Functional form
| Option | Description |
|---|---|
Linear | Assumes straight‐line relationships between predictors and outcomes. |
Quadratic | Incorporates second‐degree terms to capture simple non‑linearity. |
Non-linear | Allows arbitrary shape; may use kernels or neural networks. |
Additivity | Effects sum without interaction terms. |
Assumption-free | No explicit functional form assumed. |
Rule-based | Uses decision or logic rules. |
Log-linear | Models on a logarithmic scale. |
Definition
The mathematical flexibility of the model’s structure, ranging from strictly linear or quadratic relationships to fully non‑parametric, additive, or rule‑based formulations.
Explanation
Choosing an appropriate functional form balances bias and interpretability: simpler linear forms offer transparency but may miss curvature, whereas flexible non‑parametric or rule‑based models capture complex patterns at the cost of more demanding data and potential over‑fitting.

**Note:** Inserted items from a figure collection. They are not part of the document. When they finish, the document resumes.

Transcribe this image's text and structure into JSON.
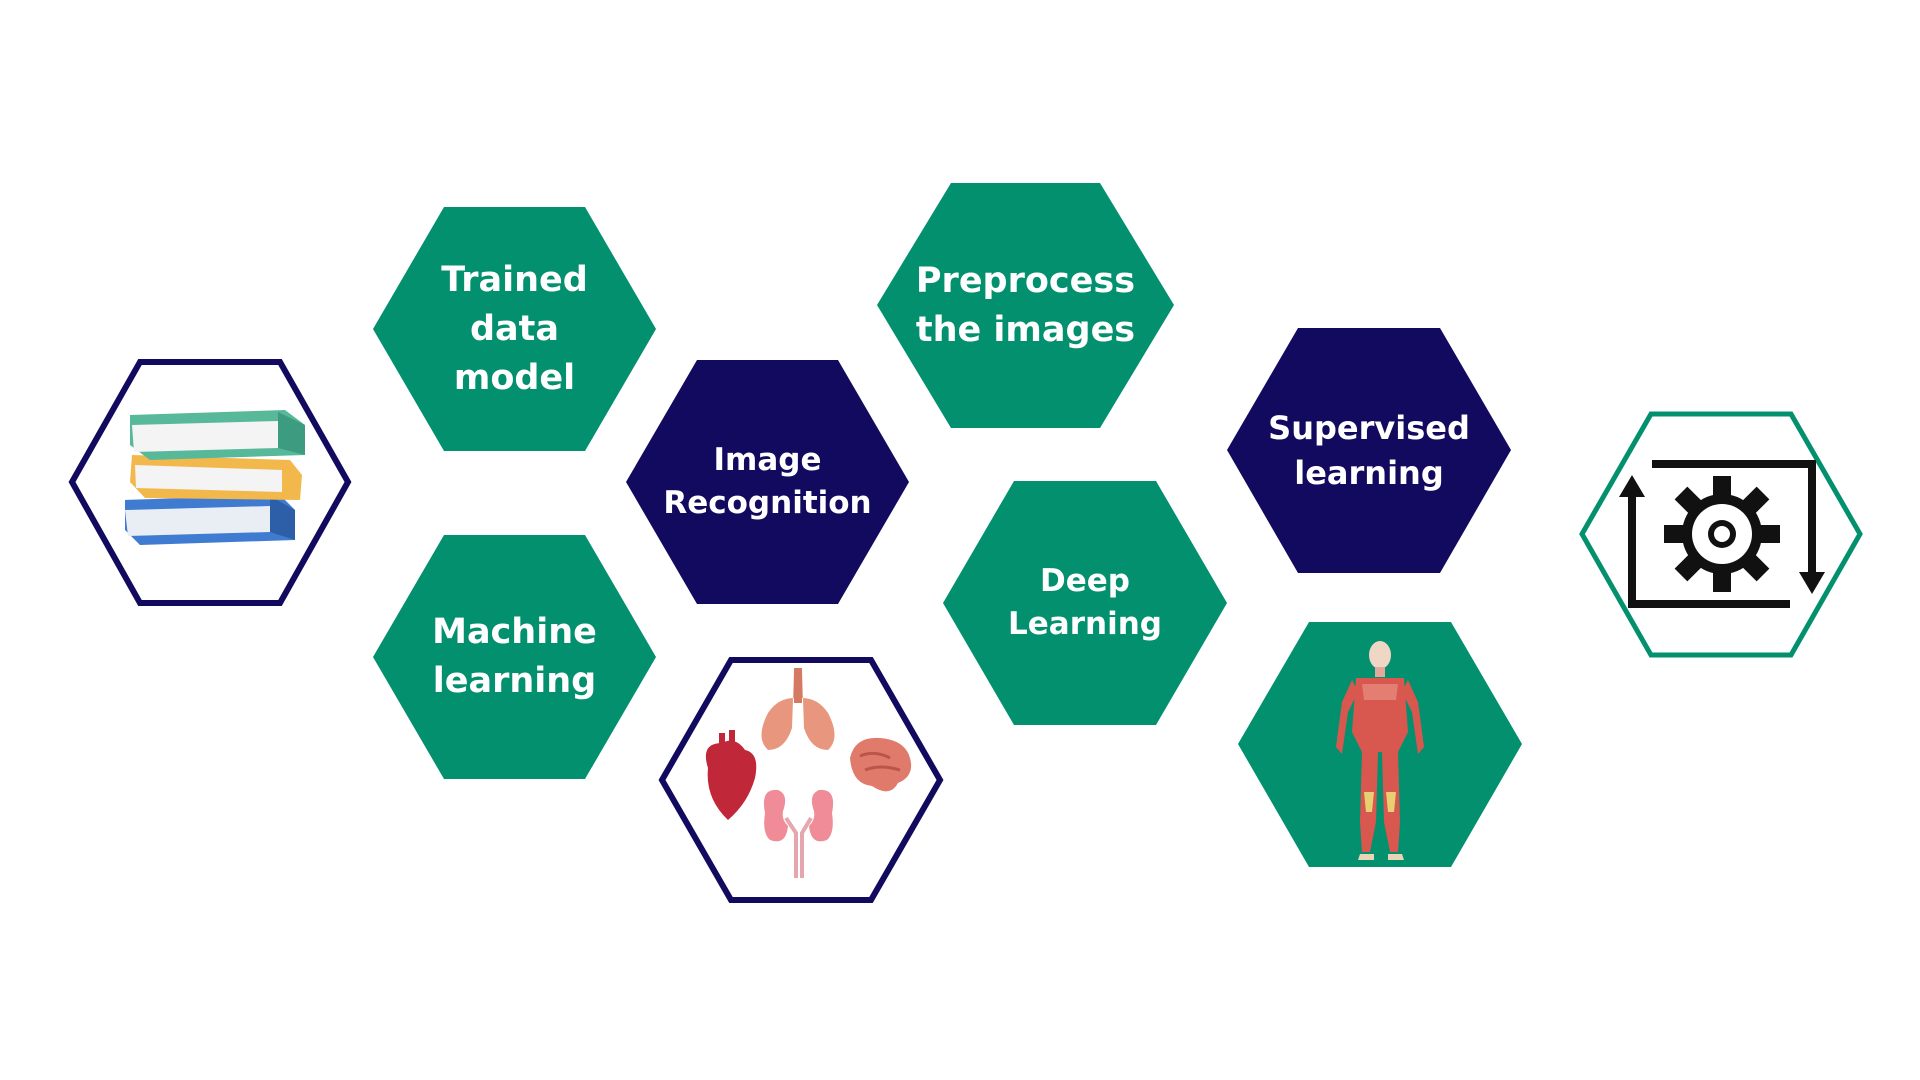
{
  "colors": {
    "green": "#03906e",
    "navy": "#120a5e",
    "white": "#ffffff",
    "outline_navy": "#120a5e",
    "outline_green": "#03906e"
  },
  "hexagons": {
    "trained_data_model": {
      "label": "Trained\ndata\nmodel"
    },
    "machine_learning": {
      "label": "Machine\nlearning"
    },
    "image_recognition": {
      "label": "Image\nRecognition"
    },
    "preprocess_images": {
      "label": "Preprocess\nthe images"
    },
    "deep_learning": {
      "label": "Deep\nLearning"
    },
    "supervised_learning": {
      "label": "Supervised\nlearning"
    }
  },
  "icons": {
    "books": "books-icon",
    "organs": "organs-icon",
    "anatomy": "human-anatomy-icon",
    "gear_cycle": "gear-cycle-icon"
  }
}
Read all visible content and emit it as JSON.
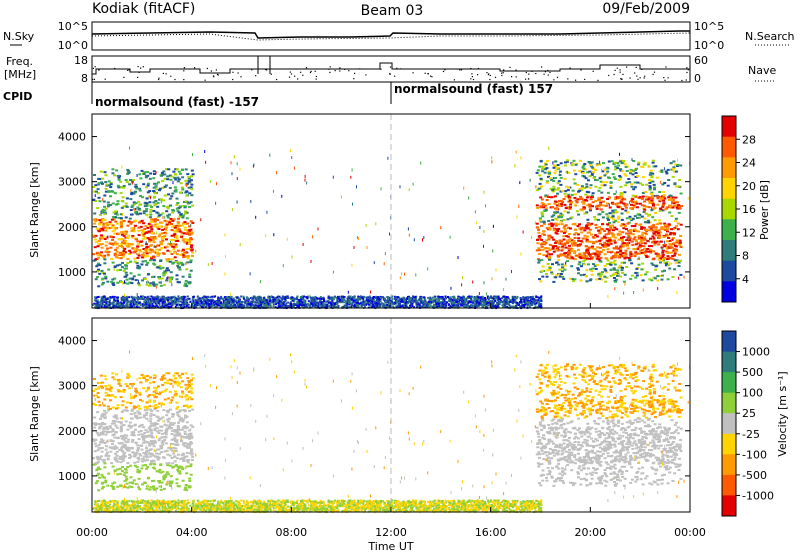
{
  "header": {
    "station": "Kodiak (fitACF)",
    "beam": "Beam 03",
    "date": "09/Feb/2009"
  },
  "noise_panel": {
    "left_label": "N.Sky",
    "right_label": "N.Search",
    "left_ticks": [
      "10^5",
      "10^0"
    ],
    "right_ticks": [
      "10^5",
      "10^0"
    ]
  },
  "freq_panel": {
    "left_label_top": "Freq.",
    "left_label_bottom": "[MHz]",
    "right_label": "Nave",
    "left_ticks": [
      "18",
      "8"
    ],
    "right_ticks": [
      "60",
      "0"
    ]
  },
  "cpid": {
    "label": "CPID",
    "segments": [
      {
        "start_hour": 0,
        "text": "normalsound (fast) -157"
      },
      {
        "start_hour": 12,
        "text": "normalsound (fast) 157"
      }
    ]
  },
  "chart_data": [
    {
      "type": "heatmap",
      "name_key": "power",
      "ylabel": "Slant Range [km]",
      "x_range_hours": [
        0,
        24
      ],
      "ylim_km": [
        200,
        4500
      ],
      "y_ticks": [
        "1000",
        "2000",
        "3000",
        "4000"
      ],
      "colorbar": {
        "label": "Power [dB]",
        "ticks": [
          "28",
          "24",
          "20",
          "16",
          "12",
          "8",
          "4"
        ],
        "colors": [
          "#e30000",
          "#ff5a00",
          "#ff9a00",
          "#ffd400",
          "#a8d800",
          "#3cb04a",
          "#2e7d7b",
          "#1d4aa0",
          "#0000e0"
        ]
      },
      "regions": [
        {
          "h0": 0.0,
          "h1": 4.0,
          "r0": 700,
          "r1": 3300,
          "note": "scatter"
        },
        {
          "h0": 0.0,
          "h1": 18.0,
          "r0": 200,
          "r1": 500,
          "note": "ground scatter band"
        },
        {
          "h0": 17.8,
          "h1": 23.6,
          "r0": 800,
          "r1": 3500,
          "note": "scatter"
        }
      ]
    },
    {
      "type": "heatmap",
      "name_key": "velocity",
      "ylabel": "Slant Range [km]",
      "x_range_hours": [
        0,
        24
      ],
      "ylim_km": [
        200,
        4500
      ],
      "y_ticks": [
        "1000",
        "2000",
        "3000",
        "4000"
      ],
      "colorbar": {
        "label": "Velocity [m s⁻¹]",
        "ticks": [
          "1000",
          "500",
          "100",
          "25",
          "-25",
          "-100",
          "-500",
          "-1000"
        ],
        "colors": [
          "#1d4aa0",
          "#2e7d7b",
          "#3cb04a",
          "#8fd03a",
          "#c0c0c0",
          "#ffd400",
          "#ff9a00",
          "#ff5a00",
          "#e30000"
        ]
      }
    }
  ],
  "x_axis": {
    "label": "Time UT",
    "ticks": [
      "00:00",
      "04:00",
      "08:00",
      "12:00",
      "16:00",
      "20:00",
      "00:00"
    ]
  }
}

Tools/rationale for helping assessment
- List your mechanistic or theoretical expectations: do you expect a straight‐line, simple curvature, additive effects, or entirely unknown shape?
- Match explicitly your belief to the best option available
Example
You know from field experiments that tree‐growth response to sunlight saturates (levels off). You therefore expect a non-linear form over a strictly linear one, based on that a priori assumption.